Financial markets are really just large bucket shops so you can always predict what is coming at certain points of the cycle. For mining, the cycle peak is always marked by the “dividends are sustainable” pitch, via AFR:
Fortescue Metals’ dividend policy is “definitely sustainable” says chief executive Elizabeth Gaines as the iron ore miner enters a three year period in which it will spend $US3.37 billion ($5 billion) on new mines and is due to repay $US2.15 billion of debt.
…”We think that dividend policy is definitely sustainable,” she said.
”You would expect in periods of high iron ore prices that we would be toward the upper end of that range, and if iron ore prices are lower it would probably be toward the middle or toward the lower end of that range. It will flex and it is intentionally designed to do that.”

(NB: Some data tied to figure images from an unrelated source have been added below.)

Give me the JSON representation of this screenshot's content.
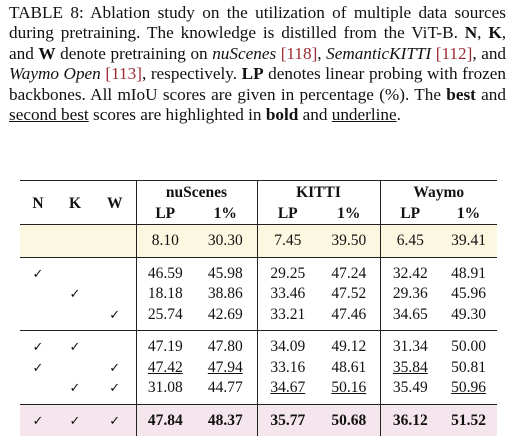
{
  "caption": [
    {
      "text": "TABLE 8: Ablation study on the utilization of multiple data sources during pretraining. The knowledge is distilled from the ViT-B. "
    },
    {
      "text": "N",
      "style": "bold"
    },
    {
      "text": ", "
    },
    {
      "text": "K",
      "style": "bold"
    },
    {
      "text": ", and "
    },
    {
      "text": "W",
      "style": "bold"
    },
    {
      "text": " denote pretraining on "
    },
    {
      "text": "nuScenes",
      "style": "italic"
    },
    {
      "text": " "
    },
    {
      "text": "[118]",
      "style": "cite"
    },
    {
      "text": ", "
    },
    {
      "text": "SemanticKITTI",
      "style": "italic"
    },
    {
      "text": " "
    },
    {
      "text": "[112]",
      "style": "cite"
    },
    {
      "text": ", and "
    },
    {
      "text": "Waymo Open",
      "style": "italic"
    },
    {
      "text": " "
    },
    {
      "text": "[113]",
      "style": "cite"
    },
    {
      "text": ", respectively. "
    },
    {
      "text": "LP",
      "style": "bold"
    },
    {
      "text": " denotes linear probing with frozen backbones. All mIoU scores are given in percentage (%). The "
    },
    {
      "text": "best",
      "style": "bold"
    },
    {
      "text": " and "
    },
    {
      "text": "second best",
      "style": "underline"
    },
    {
      "text": " scores are highlighted in "
    },
    {
      "text": "bold",
      "style": "bold"
    },
    {
      "text": " and "
    },
    {
      "text": "underline",
      "style": "underline"
    },
    {
      "text": "."
    }
  ],
  "table": {
    "columns": [
      "N",
      "K",
      "W"
    ],
    "datasets": [
      {
        "name": "nuScenes",
        "metrics": [
          "LP",
          "1%"
        ]
      },
      {
        "name": "KITTI",
        "metrics": [
          "LP",
          "1%"
        ]
      },
      {
        "name": "Waymo",
        "metrics": [
          "LP",
          "1%"
        ]
      }
    ],
    "groups": [
      {
        "background": "#fcf7e1",
        "rows": [
          {
            "cells": [
              null,
              null,
              null,
              "8.10",
              "30.30",
              "7.45",
              "39.50",
              "6.45",
              "39.41"
            ]
          }
        ]
      },
      {
        "rows": [
          {
            "cells": [
              "✓",
              null,
              null,
              "46.59",
              "45.98",
              "29.25",
              "47.24",
              "32.42",
              "48.91"
            ]
          },
          {
            "cells": [
              null,
              "✓",
              null,
              "18.18",
              "38.86",
              "33.46",
              "47.52",
              "29.36",
              "45.96"
            ]
          },
          {
            "cells": [
              null,
              null,
              "✓",
              "25.74",
              "42.69",
              "33.21",
              "47.46",
              "34.65",
              "49.30"
            ]
          }
        ]
      },
      {
        "rows": [
          {
            "cells": [
              "✓",
              "✓",
              null,
              "47.19",
              "47.80",
              "34.09",
              "49.12",
              "31.34",
              "50.00"
            ]
          },
          {
            "cells": [
              "✓",
              null,
              "✓",
              {
                "text": "47.42",
                "style": "underline"
              },
              {
                "text": "47.94",
                "style": "underline"
              },
              "33.16",
              "48.61",
              {
                "text": "35.84",
                "style": "underline"
              },
              "50.81"
            ]
          },
          {
            "cells": [
              null,
              "✓",
              "✓",
              "31.08",
              "44.77",
              {
                "text": "34.67",
                "style": "underline"
              },
              {
                "text": "50.16",
                "style": "underline"
              },
              "35.49",
              {
                "text": "50.96",
                "style": "underline"
              }
            ]
          }
        ]
      },
      {
        "background": "#f5e6ee",
        "rows": [
          {
            "cells": [
              "✓",
              "✓",
              "✓",
              {
                "text": "47.84",
                "style": "bold"
              },
              {
                "text": "48.37",
                "style": "bold"
              },
              {
                "text": "35.77",
                "style": "bold"
              },
              {
                "text": "50.68",
                "style": "bold"
              },
              {
                "text": "36.12",
                "style": "bold"
              },
              {
                "text": "51.52",
                "style": "bold"
              }
            ]
          }
        ]
      }
    ]
  }
}
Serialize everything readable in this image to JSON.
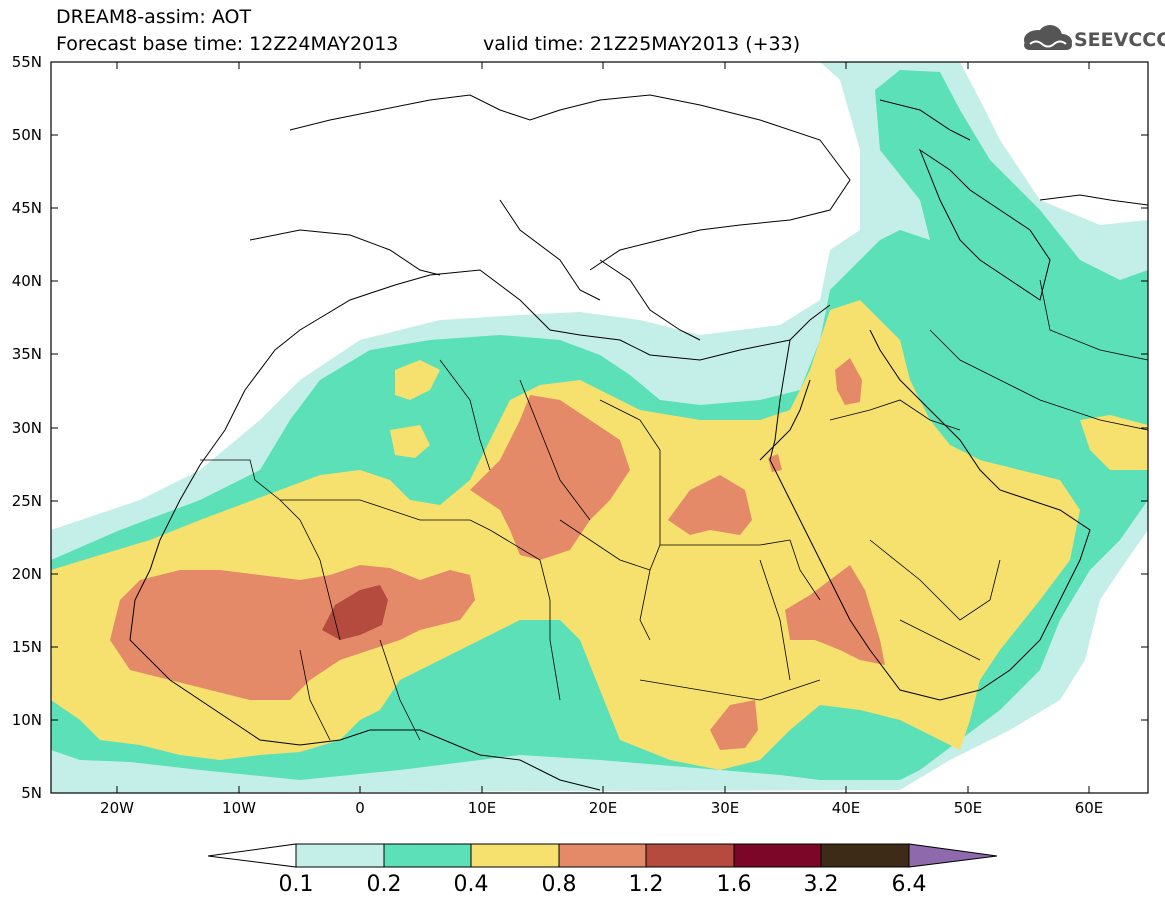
{
  "header": {
    "model_title": "DREAM8-assim: AOT",
    "forecast_base": "Forecast base time: 12Z24MAY2013",
    "valid_time": "valid time: 21Z25MAY2013 (+33)"
  },
  "logo": {
    "text": "SEEVCCC",
    "icon": "cloud-icon"
  },
  "map": {
    "lat_labels": [
      "55N",
      "50N",
      "45N",
      "40N",
      "35N",
      "30N",
      "25N",
      "20N",
      "15N",
      "10N",
      "5N"
    ],
    "lon_labels": [
      "20W",
      "10W",
      "0",
      "10E",
      "20E",
      "30E",
      "40E",
      "50E",
      "60E"
    ],
    "field_colors": {
      "level_0_1": "#c3efe8",
      "level_0_2": "#5ce0b8",
      "level_0_4": "#f6e06e",
      "level_0_8": "#e58a69",
      "level_1_2": "#b54b3e",
      "level_1_6": "#7c0628",
      "level_3_2": "#3d2a17",
      "level_6_4": "#8e6aac"
    }
  },
  "colorbar": {
    "labels": [
      "0.1",
      "0.2",
      "0.4",
      "0.8",
      "1.2",
      "1.6",
      "3.2",
      "6.4"
    ],
    "colors": [
      "#c3efe8",
      "#5ce0b8",
      "#f6e06e",
      "#e58a69",
      "#b54b3e",
      "#7c0628",
      "#3d2a17"
    ],
    "under_color": "#ffffff",
    "over_color": "#8e6aac"
  }
}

FMG is an evangelist so it probably believes it. It is wrong, again.
The arguments are all very familiar:
- supply side capex discipline;
- China forever;
- no acquisition spree.
But it won’t matter. Production is still rising from the previous cycle with roughly 100mt of high grade ore still in the pipeline.
Moreover, despite outrageous Chinese steel production growth, iron ore imports have been falling for two years:
As scrap steel output booms:
And this was while Chinese iron ore output cratered.
Ahead lies falling Chinese steel production, ever rising scrap inputs, falling iron ore imports and a renewed marginal cost shakeout deep into 2020s.
By the end of it, I expect iron ore to trade at $30 per tonne consistently and still expect FMG will be forced to not only cut the dividend but to shrink its volumes materially.
It’s done well to survive but it’s all downhill from here.